As you increase the magnification of your scope, you’re more likely to run into a spherical aberration, which is when the light from the edges of the lens hits a different focal point than the light that passes through the center of the lens. It occurs because the light at the edges is bent more than the light in the center. You’ll notice that as with field curvature, the edges of your target are blurrier than the center.
You can calculate the field of view you’ll get with a scope by dividing the objective lens diameter by the magnification. You’ll see that as the magnification increases, your field of vision will shrink in proportion because the diameter is a fixed number. Essentially, this just means that you’ll be able to see less area surrounding your target as your magnification increases.
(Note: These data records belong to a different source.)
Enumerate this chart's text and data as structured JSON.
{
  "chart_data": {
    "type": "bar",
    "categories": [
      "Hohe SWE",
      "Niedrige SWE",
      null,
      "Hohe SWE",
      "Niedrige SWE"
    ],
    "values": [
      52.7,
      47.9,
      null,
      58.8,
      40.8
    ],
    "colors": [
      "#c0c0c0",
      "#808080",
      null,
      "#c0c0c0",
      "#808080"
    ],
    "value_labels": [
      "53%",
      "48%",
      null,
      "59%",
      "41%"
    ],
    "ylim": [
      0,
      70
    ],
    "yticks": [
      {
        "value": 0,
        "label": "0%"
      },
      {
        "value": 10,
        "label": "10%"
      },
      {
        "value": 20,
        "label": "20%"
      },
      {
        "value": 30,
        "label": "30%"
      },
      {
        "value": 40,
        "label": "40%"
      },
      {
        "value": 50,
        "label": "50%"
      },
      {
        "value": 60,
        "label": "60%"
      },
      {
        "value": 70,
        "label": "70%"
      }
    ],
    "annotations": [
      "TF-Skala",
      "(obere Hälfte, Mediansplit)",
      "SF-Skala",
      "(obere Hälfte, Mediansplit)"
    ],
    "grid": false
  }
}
The more lenses you have in your scope, and the thicker they are, the less light the scope will transmit. Instead, light will be reflected or absorbed, which means the image will be dimmer with these scopes than with ones that have fewer or thinner lenses. Additionally, higher magnification scopes automatically have thicker lenses, which means they will produce a darker image overall.
The scope you choose should have as little magnification as possible for you to hit your target. This means that more magnification isn’t always better, especially when you factor in the various distortions that are inherent with magnified lenses. Most hunters find that they don’t need more than 10x magnification at 500 yards, and many shooters will settle on between 4x and 6x magnification for recreational hunting. Most targets during hunting season will be between 100 and 200 yards away.
Hunters almost always want at least some magnification for their rifles because it increases their accuracy and makes hunting safer. Consider the various distortions that come with magnification so you can determine how much magnification you need for your purposes.